“Just because of you. He has been so silly as to fall in love with you, and feeling that it would be dishonourable to me to continue to come here, this being the case, he has explained it all and withdrawn. There is now the short and the long of it, Rita. You have no right to say a word against poor Oliver. He has paid you, as people say, the highest compliment a man can pay a woman, and he has acted in the most honourable way to me; feeling that he cannot be quite sure of not betraying himself if he continues to come, he has ceased to come. He would have left the place altogether if I had asked such a sacrifice of him. He has behaved in the most gentlemanly, honourable way. He tells me he did say something, but he did not know whether you understood it or not.”
Rita was struck dumb. She sat and gazed at her father silently while he spoke, too curious and strongly interested even to be abashed by this strange news. She blushed no more. Having paid that one tribute of startled maidenliness to the new revelation, she was too much impressed and overwhelmed by it for any lighter feeling. She sat in an attitude of the most absorbed attention, her eyes fixed upon her father’s face, her lips a little apart, the breath coming quickly. She was astonished, yet not so much astonished as overawed, penetrated by the news. When her father ceased speaking, she continued the same rapt aspect of attention. He thought she would have been shame-faced, blushing, shy of it, unable to look him in the face; but he was not prepared for this curious, absorbed interest. By and by she repeated to herself softly, “So silly as to fall in—love:—with me—would have left the place altogether.” Then she made a pause, and, putting her hands softly together, said, with a sigh of satisfaction at having found out one problem: “Then that was what he meant!”
“What was what he meant? He told me you took no notice; he thought you hadn’t understood what he said.”
“I did not understand it,” said Rita, softly, “I only wondered. It was about going to England——”
“Rita, Rita! you would not, for a new lover, a man you scarcely know, a being quite untried—you would not break my heart and go and risk your life—your life that is above all things precious to me?”
Rita scarcely seemed to hear this interpolation—this interruption of her thoughts.
“That there would be no danger, he said, and he would take care—he would take care—that was not much; but I did wonder.

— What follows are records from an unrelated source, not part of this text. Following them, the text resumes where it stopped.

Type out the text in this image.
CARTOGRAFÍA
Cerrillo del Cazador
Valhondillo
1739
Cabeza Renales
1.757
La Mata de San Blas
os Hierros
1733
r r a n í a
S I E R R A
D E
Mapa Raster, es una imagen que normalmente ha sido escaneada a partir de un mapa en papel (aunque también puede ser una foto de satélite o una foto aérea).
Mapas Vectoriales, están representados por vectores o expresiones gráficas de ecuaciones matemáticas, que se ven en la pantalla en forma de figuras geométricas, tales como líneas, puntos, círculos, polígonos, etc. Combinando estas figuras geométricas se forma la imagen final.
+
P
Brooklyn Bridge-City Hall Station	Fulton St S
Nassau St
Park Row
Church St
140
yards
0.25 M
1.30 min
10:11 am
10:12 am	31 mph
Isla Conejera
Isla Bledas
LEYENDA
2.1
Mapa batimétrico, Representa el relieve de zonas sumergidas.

I will tell you the truth, papa. I had a great anxiety to know what he meant.”
“Young idiot!” her father said, with hotly-rising wrath, “he meant nothing—nothing, my love! only a brag that he could do more, and know better—a boy, an uninstructed fool—than those who have watched over you all your life.”
Even this made no impression upon the girl. “It is curious,” she said, still to herself, “very curious—quite different from—the other way. I suppose this is the English way? Benedetta always says the English are half mad. I suppose instead of asking about the dot, and that kind of thing, you know, papa—I suppose this is the English way?”
“It is the foolish way,” cried the father. “Come, it is nothing to you, Rita. You don’t mean to say—no, no, my darling; I know better—you don’t mean to make me believe that you, so clever as you are, and knowing so much, could think twice about any notion that came into the noddle of such an empty-headed young man.”